A classic case in point is that of Clippers owner Donald Sterling. The NBA banned Sterling for life. But he was not the only American to suffer this racist indignity. An entire class of Americans -- those who dare to express similar opinions -- are also effectively banned.
Other NBA franchise owners immediately stood to express their support for the NBA decision. It was reminiscent of the silencing of Iraqis by Saddam Hussein. According to the U.S. Department of State, "Saddam Hussein silenced all political opposition in Iraq and converted his one-party state into a cult of personality."
Likewise, America has been turned into a cult of politically correct cultural Marxism. We are under mandate to abide by a rule of law that bears no legislative imposition, no due process, no right to confront one's accuser, no judge, and no jury of peers. We must submit or, as was the case in Hussein's Iraq, suffer the pain of nonconformity.

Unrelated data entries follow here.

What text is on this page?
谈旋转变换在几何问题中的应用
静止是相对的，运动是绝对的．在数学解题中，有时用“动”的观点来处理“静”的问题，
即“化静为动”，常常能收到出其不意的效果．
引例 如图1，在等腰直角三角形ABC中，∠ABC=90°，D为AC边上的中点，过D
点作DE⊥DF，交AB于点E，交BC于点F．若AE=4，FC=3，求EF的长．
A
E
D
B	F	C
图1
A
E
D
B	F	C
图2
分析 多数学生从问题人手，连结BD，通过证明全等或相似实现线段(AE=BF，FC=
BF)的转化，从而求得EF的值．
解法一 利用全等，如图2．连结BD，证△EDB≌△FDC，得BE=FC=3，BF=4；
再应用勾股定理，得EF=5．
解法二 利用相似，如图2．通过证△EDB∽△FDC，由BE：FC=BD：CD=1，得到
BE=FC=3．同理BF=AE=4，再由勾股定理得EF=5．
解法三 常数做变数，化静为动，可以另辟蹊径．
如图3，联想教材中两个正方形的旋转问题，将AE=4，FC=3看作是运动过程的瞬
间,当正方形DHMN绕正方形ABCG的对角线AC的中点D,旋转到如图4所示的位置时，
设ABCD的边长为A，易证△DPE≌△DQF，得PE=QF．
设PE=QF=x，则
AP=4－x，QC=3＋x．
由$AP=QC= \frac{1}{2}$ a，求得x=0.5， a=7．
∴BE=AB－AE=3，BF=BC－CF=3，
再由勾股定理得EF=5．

Sterling is not the first to be punished by crossing the red race line.
On October 25, 2007, Watson was forced to retire as chancellor of the Cold Spring Harbor Laboratory on New York's Long Island and from its board of directors. His offense was a quotation in The Times (New York) the previous week: "[I am] inherently gloomy about the prospect of Africa [because] all our social policies are based on the fact that their intelligence is the same as ours—whereas all the testing says not really."
• Radio personality Don Imus was famous dismounted from his lofty position at MSNBC after describing female basketball players at Rutgers University as "nappy-headed hos."
• In 1988 sports commentator Jimmy "The Greek" Snyder was fired from CBS after noting the black athletes were physically superior. Their talent, he mused, was due to breeding for slavery.
• In 1992 CBS commentator and columnist Andy Rooney felt the wrath of cultural Marxism when he dared to suggest that team names such as Redskins were within moral limitation. He had earlier been suspended for offending the sensitivities of the powerful homosexual lobby. When CBS lost 20 percent of its audience, the network reconsidered and reinstated Rooney.
Each encounter with political correctness is an act of psychological terrorism in which the rest of us are served due warning: Think and speak within the red line, or prepare to face severe consequences.